You should have a ton of clarity as to what you're doing on a monthly basis. The entire team should understand it. You should have a system to renew that planning on a monthly basis. And so that everyone understands what they're doing and the whole team has clarity as to what their outcomes are, what you're measuring for success and what they're accountable to. If you have that system, then, if somebody who's in a leadership position leaves, the system will continue to carry forward the structure of the business. So the problem with the integrator myth is that two things, one, they are building the infrastructure business and two, it's not clear enough for somebody else to step in and watch it. So the system creates massive overwhelming liability for the business owner if you do it right. That's the challenge, is if you do it right, you create massive exposure and it's not just massive exposure.
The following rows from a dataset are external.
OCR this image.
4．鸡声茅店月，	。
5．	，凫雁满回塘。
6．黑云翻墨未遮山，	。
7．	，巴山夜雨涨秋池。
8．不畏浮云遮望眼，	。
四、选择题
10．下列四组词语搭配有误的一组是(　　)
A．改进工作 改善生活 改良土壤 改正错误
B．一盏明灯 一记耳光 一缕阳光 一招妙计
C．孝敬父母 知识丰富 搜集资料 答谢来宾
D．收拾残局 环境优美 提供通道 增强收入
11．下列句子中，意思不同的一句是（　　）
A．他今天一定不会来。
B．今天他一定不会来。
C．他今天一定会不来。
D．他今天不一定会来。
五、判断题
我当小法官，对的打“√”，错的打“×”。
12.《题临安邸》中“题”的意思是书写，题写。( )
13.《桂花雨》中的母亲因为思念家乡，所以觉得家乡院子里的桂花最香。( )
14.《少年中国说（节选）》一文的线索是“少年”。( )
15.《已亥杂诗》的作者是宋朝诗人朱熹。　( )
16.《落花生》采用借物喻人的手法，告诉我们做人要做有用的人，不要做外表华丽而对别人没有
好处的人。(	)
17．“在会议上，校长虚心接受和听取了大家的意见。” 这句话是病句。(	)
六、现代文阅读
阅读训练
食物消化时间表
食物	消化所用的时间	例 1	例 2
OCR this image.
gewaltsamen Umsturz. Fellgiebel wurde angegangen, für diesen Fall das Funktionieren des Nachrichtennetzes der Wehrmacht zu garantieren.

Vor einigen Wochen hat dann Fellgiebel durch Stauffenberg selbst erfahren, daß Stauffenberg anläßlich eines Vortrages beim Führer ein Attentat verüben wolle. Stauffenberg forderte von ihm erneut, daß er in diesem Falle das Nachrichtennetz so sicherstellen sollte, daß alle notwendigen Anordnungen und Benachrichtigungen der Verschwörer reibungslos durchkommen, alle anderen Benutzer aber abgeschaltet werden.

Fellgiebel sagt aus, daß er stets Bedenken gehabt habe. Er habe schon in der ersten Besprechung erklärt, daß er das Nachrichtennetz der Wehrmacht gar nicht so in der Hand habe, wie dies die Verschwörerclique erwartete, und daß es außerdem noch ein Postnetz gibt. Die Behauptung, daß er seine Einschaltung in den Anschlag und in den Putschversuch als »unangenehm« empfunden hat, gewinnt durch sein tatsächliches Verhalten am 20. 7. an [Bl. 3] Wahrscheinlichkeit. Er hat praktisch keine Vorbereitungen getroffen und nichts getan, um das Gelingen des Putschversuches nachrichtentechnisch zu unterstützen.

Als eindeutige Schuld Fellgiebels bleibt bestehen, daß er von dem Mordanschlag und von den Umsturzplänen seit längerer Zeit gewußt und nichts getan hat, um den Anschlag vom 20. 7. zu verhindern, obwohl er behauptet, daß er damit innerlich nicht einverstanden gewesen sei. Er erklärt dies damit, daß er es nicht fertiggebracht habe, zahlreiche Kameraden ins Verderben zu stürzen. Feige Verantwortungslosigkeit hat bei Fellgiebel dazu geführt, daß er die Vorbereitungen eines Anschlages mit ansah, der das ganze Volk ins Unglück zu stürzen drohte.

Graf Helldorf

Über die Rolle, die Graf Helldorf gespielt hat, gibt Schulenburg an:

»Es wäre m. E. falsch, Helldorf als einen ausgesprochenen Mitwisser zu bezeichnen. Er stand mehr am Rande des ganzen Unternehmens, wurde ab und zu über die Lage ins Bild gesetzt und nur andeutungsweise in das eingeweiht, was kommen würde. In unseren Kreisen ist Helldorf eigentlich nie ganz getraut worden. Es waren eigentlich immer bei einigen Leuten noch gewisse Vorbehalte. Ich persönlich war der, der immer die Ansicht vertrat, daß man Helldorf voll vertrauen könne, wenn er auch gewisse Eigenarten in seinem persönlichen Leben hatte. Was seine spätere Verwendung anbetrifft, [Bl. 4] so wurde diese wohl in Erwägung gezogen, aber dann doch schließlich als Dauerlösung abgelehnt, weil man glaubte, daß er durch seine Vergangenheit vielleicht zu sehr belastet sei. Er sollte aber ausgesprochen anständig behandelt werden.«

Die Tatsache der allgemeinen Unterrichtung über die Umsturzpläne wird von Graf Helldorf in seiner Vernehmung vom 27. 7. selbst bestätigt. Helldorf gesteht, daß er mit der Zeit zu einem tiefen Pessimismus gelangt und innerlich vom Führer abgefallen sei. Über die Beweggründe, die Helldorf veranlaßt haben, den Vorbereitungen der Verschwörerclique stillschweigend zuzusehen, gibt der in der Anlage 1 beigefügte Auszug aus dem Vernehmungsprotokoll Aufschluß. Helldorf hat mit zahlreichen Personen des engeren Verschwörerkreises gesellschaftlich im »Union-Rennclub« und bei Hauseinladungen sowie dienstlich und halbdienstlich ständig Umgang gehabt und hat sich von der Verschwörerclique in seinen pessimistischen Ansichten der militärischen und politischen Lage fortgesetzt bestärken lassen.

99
Let's zoom in on this human being who is running your entire business for you. So in our system, we have what we call the operator, and in our system, the contrast here is that the operator doesn't run everything. The operator runs the communication cadence for the system, runs the planning system, runs a process through which we determine what we're going to do next and then ensures that it happens. But as the visionary, I'm in meetings with my executive team and I'm leading the team and we're leading it through a structure and it takes me about 300 hours a year. I'll say that again. It takes me total about 300 hours a year to do everything I need to do to lead the team. That includes prep, that includes time and meetings. That includes all in... Let me give you details.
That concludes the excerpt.